ORGANISERS of Victorian Blue Light events fear for the alcohol and drug free youth entertainment program's future.
Victoria Police has withdrawn its support from Blue Light, after 38 years.
From March 31, Victoria Police will no longer provide dedicated full-time staff and resources to the Blue Light State Level Committee.
It has also deferred the responsibility for policing Blue Light events to area commanders, who will have to decide whether to assign members to Blue Light activities.
"That is so community engagement remains a priority, but doesn't impact on frontline operations," a Victoria Police spokeswoman said.
"Victoria Police encourages Blue Light to continue as a community-led youth engagement program."
Horsham Inspector Trevor Ashton said he was waiting on further information from Blue Light about the program's future.
"Questions remain in regard to the longevity of Blue Light," he said.
But he said the changes had put him and people in positions like his throughout the state in a tough spot.
"I can only imagine it will have an impact on rostering and resources, because while we have a number of competing interests, we have to ensure we maintain a quality service delivery to the community," he said.
The Blue Light program is best known for its alcohol, drug and violence free discos and camps for people under 18.
Police members have traditionally supervised Blue Light activities, along with community volunteers.
Two Blue Light branches exist in the Wimmera, in Horsham and Nhill.
Blue Light Victoria state treasurer and Jeparit Leading Senior Constable Graham Blair said he was not aware of any events hosted by either since the start of the year.
"We've been trying to get support from local members in the area," he said.
Sen Const Blair said Blue Light addressed an important gap in policing capabilities and community needs.
Victoria Police members cannot apply for funding for youth community initiatives without an organisation to run the program.

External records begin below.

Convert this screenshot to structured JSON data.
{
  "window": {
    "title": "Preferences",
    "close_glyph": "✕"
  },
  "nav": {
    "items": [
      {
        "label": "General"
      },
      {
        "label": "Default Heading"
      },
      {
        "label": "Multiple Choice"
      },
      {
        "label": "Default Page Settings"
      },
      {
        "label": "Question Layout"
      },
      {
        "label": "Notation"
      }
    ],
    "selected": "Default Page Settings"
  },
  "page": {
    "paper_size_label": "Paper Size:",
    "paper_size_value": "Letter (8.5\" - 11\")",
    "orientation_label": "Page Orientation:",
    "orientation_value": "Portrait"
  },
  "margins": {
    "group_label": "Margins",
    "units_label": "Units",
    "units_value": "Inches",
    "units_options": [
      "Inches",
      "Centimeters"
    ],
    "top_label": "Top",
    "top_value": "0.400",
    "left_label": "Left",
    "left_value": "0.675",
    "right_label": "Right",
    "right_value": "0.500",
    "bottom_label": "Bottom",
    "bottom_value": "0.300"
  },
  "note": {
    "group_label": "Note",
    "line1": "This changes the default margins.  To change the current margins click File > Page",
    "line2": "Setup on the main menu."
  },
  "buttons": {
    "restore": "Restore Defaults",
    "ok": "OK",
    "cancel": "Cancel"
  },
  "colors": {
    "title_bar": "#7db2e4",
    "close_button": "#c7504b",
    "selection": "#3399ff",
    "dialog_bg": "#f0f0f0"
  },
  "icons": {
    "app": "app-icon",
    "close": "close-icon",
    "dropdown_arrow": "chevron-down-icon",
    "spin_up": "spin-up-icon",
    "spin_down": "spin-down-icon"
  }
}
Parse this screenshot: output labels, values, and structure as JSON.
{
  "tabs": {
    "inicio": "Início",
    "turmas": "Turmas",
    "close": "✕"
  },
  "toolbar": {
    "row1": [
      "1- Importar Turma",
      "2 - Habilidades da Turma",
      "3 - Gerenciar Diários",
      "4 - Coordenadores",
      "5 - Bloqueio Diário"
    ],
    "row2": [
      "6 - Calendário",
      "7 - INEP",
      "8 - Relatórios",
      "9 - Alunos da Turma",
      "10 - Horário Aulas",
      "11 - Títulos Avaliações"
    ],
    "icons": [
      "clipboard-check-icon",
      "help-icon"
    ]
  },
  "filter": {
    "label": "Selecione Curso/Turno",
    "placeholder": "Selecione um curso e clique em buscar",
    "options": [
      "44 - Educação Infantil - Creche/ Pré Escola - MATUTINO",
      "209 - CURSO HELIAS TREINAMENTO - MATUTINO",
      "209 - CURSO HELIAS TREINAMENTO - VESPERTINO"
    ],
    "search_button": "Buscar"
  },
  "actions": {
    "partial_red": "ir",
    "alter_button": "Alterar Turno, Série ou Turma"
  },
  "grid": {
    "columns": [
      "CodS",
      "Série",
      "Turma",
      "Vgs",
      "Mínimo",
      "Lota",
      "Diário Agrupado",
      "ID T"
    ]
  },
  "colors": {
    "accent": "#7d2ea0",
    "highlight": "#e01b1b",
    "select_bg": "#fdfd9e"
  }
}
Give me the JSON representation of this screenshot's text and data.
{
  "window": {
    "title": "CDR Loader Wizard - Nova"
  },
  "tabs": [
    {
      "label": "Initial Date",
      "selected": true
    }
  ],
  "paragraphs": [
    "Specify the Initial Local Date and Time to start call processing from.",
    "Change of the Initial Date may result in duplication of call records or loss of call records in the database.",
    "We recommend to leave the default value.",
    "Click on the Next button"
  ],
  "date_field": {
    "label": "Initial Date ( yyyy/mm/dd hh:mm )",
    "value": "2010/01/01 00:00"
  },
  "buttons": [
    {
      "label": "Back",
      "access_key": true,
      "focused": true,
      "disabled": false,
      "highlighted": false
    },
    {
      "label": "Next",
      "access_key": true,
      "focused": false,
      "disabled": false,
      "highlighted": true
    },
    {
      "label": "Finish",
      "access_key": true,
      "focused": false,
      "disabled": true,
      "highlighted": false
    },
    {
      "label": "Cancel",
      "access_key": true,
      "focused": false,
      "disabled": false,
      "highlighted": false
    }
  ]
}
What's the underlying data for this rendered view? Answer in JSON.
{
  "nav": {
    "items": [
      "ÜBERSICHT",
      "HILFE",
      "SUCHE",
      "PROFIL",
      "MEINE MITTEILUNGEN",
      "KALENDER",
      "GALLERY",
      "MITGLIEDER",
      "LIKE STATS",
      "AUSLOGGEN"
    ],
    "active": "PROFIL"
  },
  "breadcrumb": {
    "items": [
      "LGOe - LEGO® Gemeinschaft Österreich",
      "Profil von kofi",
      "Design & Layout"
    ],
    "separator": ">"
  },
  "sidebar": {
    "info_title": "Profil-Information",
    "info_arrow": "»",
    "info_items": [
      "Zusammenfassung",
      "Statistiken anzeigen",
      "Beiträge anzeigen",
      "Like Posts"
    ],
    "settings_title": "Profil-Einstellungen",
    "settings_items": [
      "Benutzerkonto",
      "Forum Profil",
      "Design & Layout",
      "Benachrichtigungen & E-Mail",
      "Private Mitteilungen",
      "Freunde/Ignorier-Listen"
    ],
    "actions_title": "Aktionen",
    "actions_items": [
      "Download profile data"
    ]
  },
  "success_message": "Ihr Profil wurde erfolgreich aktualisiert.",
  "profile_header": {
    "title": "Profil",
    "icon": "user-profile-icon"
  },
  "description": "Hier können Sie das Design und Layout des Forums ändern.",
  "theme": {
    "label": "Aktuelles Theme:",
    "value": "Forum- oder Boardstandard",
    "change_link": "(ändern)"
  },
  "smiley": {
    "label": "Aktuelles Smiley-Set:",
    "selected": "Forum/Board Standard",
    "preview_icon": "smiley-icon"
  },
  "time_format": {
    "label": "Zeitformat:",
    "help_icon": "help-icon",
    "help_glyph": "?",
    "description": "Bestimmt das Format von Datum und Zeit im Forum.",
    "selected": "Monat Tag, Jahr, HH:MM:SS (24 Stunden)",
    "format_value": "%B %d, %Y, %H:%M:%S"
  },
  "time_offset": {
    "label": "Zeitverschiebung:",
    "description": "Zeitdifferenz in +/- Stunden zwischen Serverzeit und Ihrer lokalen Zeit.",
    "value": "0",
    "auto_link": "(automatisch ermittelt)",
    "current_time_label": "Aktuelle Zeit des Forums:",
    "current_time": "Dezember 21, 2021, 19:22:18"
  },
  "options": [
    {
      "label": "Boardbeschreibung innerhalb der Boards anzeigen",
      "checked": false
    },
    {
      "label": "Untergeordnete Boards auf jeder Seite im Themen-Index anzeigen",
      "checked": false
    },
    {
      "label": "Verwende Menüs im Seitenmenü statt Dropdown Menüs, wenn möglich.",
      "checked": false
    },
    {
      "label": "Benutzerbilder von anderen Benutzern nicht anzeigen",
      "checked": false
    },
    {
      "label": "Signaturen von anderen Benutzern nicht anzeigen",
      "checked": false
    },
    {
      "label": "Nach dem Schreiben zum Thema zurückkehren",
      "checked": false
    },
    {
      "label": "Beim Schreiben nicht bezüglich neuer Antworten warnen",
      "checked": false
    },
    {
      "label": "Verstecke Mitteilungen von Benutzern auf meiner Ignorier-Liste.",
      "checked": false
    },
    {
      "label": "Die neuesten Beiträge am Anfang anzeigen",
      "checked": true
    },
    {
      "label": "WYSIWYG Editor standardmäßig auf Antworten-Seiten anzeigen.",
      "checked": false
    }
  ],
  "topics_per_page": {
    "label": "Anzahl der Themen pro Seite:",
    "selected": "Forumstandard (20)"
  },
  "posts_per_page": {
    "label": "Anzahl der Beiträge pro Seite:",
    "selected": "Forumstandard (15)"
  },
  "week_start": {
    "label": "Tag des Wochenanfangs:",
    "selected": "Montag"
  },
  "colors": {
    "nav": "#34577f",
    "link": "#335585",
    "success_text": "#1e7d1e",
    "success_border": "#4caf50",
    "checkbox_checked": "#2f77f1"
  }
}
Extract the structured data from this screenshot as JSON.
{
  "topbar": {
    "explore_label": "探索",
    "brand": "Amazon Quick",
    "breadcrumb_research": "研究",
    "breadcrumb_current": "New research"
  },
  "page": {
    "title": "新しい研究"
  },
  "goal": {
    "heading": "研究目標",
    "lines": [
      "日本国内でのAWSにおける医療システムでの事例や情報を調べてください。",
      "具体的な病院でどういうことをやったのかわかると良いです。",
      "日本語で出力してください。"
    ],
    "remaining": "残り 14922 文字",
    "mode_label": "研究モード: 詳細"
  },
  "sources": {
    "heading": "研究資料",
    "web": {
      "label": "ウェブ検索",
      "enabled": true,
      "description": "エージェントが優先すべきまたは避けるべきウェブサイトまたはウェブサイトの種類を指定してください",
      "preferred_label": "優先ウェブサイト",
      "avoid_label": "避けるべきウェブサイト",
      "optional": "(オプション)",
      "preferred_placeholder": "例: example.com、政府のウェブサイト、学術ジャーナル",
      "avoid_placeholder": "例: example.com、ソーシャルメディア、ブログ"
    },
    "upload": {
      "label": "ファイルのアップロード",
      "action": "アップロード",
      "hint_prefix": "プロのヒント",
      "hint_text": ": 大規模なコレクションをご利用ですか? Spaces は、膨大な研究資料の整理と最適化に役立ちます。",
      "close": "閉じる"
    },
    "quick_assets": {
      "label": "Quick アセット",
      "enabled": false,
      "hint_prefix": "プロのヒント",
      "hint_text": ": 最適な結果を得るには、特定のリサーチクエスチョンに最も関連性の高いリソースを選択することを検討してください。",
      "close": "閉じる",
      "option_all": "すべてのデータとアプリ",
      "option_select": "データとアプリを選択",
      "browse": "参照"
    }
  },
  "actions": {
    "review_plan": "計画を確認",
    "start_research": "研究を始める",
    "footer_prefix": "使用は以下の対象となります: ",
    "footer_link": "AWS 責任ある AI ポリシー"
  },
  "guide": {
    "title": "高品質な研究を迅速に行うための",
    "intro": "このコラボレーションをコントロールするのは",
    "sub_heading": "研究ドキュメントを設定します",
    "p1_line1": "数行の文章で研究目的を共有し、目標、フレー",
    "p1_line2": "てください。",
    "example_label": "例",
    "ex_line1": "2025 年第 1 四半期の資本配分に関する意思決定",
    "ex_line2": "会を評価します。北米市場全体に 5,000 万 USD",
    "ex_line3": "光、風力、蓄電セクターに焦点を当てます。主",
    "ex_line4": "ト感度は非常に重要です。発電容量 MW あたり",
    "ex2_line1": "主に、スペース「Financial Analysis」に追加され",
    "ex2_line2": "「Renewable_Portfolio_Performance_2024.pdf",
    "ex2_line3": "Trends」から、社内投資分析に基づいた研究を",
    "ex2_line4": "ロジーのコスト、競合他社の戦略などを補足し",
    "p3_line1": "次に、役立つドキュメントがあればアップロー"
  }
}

If police could not back the idea, Mr Blair said members could apply for a grant through Blue Light.
"It supports many initiatives," he said.
Swan Hill and Yarra branches have received almost $30,000 each for programs .
Blue Light Victoria chief executive Ivan Ray said he empathised with area commanders who supported the initiative and who would have to decide whether to crew a divisional van or send police to a Blue Light disco.
"Victoria Police has put local managers in an impossible situation by directing that police are to be rostered on duty for Blue Light activities, subject to local operational priorities," Mr Ray said.
He said police used to be involved in Blue Light through time-off provisions, as distinct from being rostered on.
Mr Ray has called on the government to sit down with Blue Light and Victoria Police and work out a solution which ensured the initiative's future and satisfied Victoria Police.